As appreciative as I am for LocoRoco blobs, I find myself more enamored with LocoRoco 2’s level design. Every world in the game has a different look and comes with a wild assortment of environmental objects to interact with. Perhaps the best part of the design is the striking variety of gameplay. Some levels put you underwater and others focus on the game’s jumping physics. Even though the levels differ, the tone of the game always stays the same. LocoRoco 2 possesses a carefree attitude, punctuated by a ridiculous amount of smiling and charm with every new foe, friend, and object you encounter. The game rarely frustrates, as its happy-go-lucky puzzle solving mechanics seem to creep their way into your brain and fry any ability to get upset.

The game’s biggest sore point is its lack of substantial playtime. The game’s 20-something levels can be tackled in four to six hours. You can stretch the limits by collecting objects (berries, items and hidden MuiMui) but I never felt compelled to retread levels. Getting 100 percent doesn’t net you anything beyond a light pat on the back in the way of items to redecorate the MuiMui House. That’s not to say that the game lacks depth: it’s there, but only if you want to pursue it.
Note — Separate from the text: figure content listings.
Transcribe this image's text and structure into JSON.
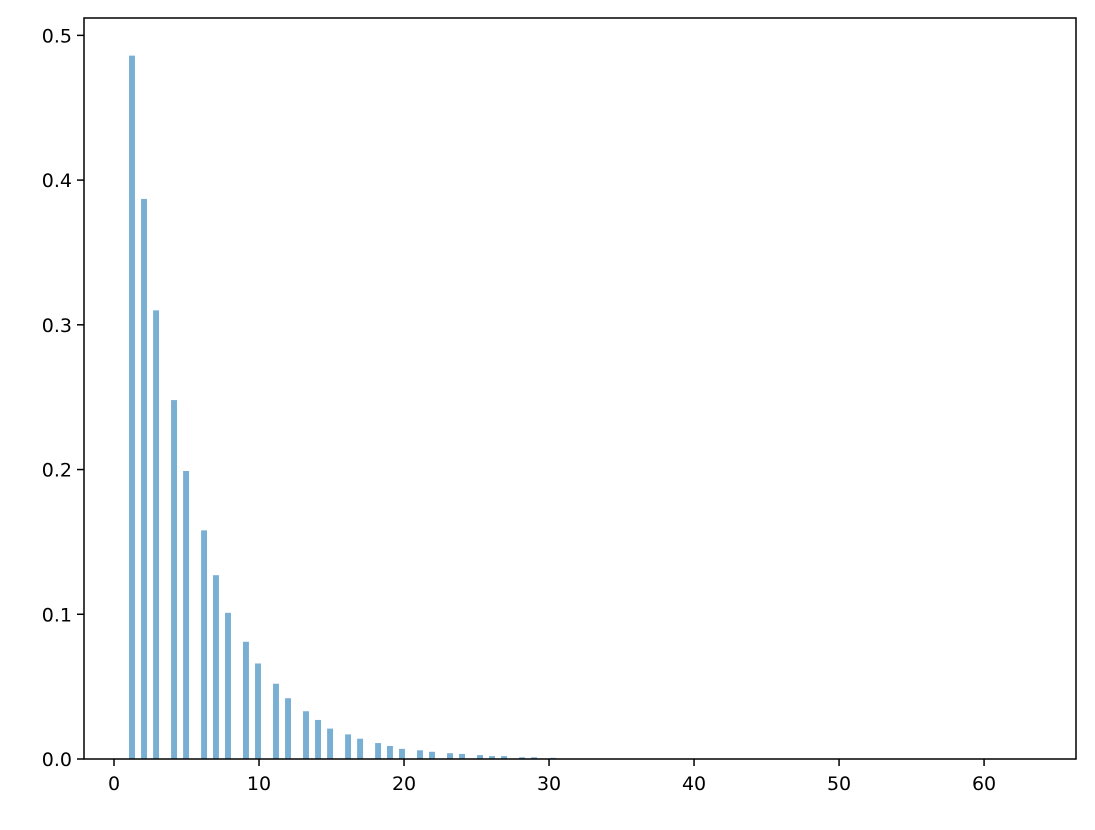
{
  "chart_data": {
    "type": "bar",
    "title": "",
    "xlabel": "",
    "ylabel": "",
    "xlim": [
      -2.07,
      66.34
    ],
    "ylim": [
      0,
      0.512
    ],
    "grid": false,
    "bar_color": "#7aafd4",
    "bar_width": 0.41,
    "x": [
      1.24,
      2.07,
      2.9,
      4.14,
      4.97,
      6.21,
      7.03,
      7.86,
      9.1,
      9.93,
      11.17,
      12.0,
      13.24,
      14.07,
      14.9,
      16.14,
      16.97,
      18.21,
      19.03,
      19.86,
      21.1,
      21.93,
      23.17,
      24.0,
      25.24,
      26.07,
      26.9,
      28.14,
      28.97,
      30.28
    ],
    "values": [
      0.486,
      0.387,
      0.31,
      0.248,
      0.199,
      0.158,
      0.127,
      0.101,
      0.081,
      0.066,
      0.052,
      0.042,
      0.033,
      0.027,
      0.021,
      0.017,
      0.014,
      0.011,
      0.009,
      0.007,
      0.006,
      0.005,
      0.004,
      0.0035,
      0.0027,
      0.002,
      0.002,
      0.0012,
      0.0012,
      0.0008
    ],
    "xticks": [
      0,
      10,
      20,
      30,
      40,
      50,
      60
    ],
    "xtick_labels": [
      "0",
      "10",
      "20",
      "30",
      "40",
      "50",
      "60"
    ],
    "yticks": [
      0,
      0.1,
      0.2,
      0.3,
      0.4,
      0.5
    ],
    "ytick_labels": [
      "0.0",
      "0.1",
      "0.2",
      "0.3",
      "0.4",
      "0.5"
    ]
  }
}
Visually, the game never disappoints. The 2D art is sharp and adorable. It’s as if the artists stared at a basketful of puppies and were able to successfully encapsulate what makes that scene so delectable. The pastels used to color the game are even better than the aforementioned basket o’ puppies. The game is vivid, bright and bursting with happy images and whimsical backdrops. A brilliant complement to the visual flair is the game’s music and integration as a gameplay mechanic. The tunes are soft and cute like everything else in LocoRoco 2, but more importantly, they now have a purpose outside of subtle entertainment. As you progress, you’ll meet and unlock other multi-colored LocoRoco to play with. Depending on whom you choose, the default music applies minor tweaks that associate with the LocoRoco. To aid the MuiMui, you can also stop and sign to trigger events in the level. Instead of staring blankly at the screen, the game challenges you to keep rhythm with the song.
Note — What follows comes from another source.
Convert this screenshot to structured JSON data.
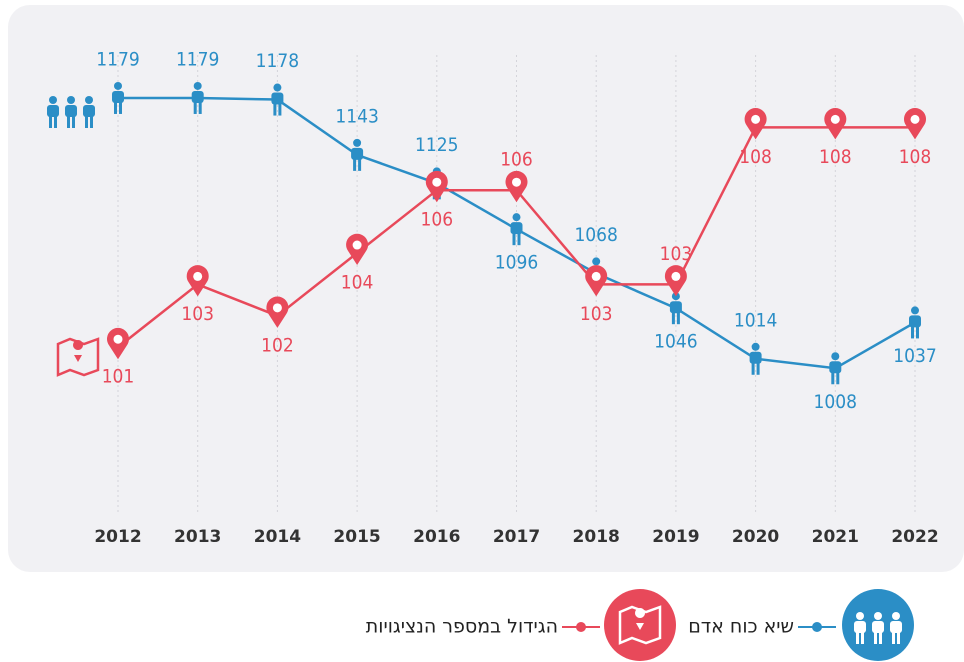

The subtle twists and new abilities (such as the new rhythm game) build on the foundation that the original game had. LocoRoco 2 doesn’t go out of its way to differentiate itself from its predecessor. That isn’t always a bad thing — the same characteristic charm, visual flair, and stellar level design is present in LocoRoco 2. Unfortunately, the game is even shorter than the last go-round and suffers from the same demons.

LocoRoco 2 is a great title at a great price point. Its misgivings — short playtime, lack of narrative substance and meaningless collectibles — are easily trumped by the game’s character and solid gameplay.

Score: 8.5 — Great (8s are impressive efforts with a few noticeable problems holding them back. Won’t astound everyone, but is worth your time and cash.)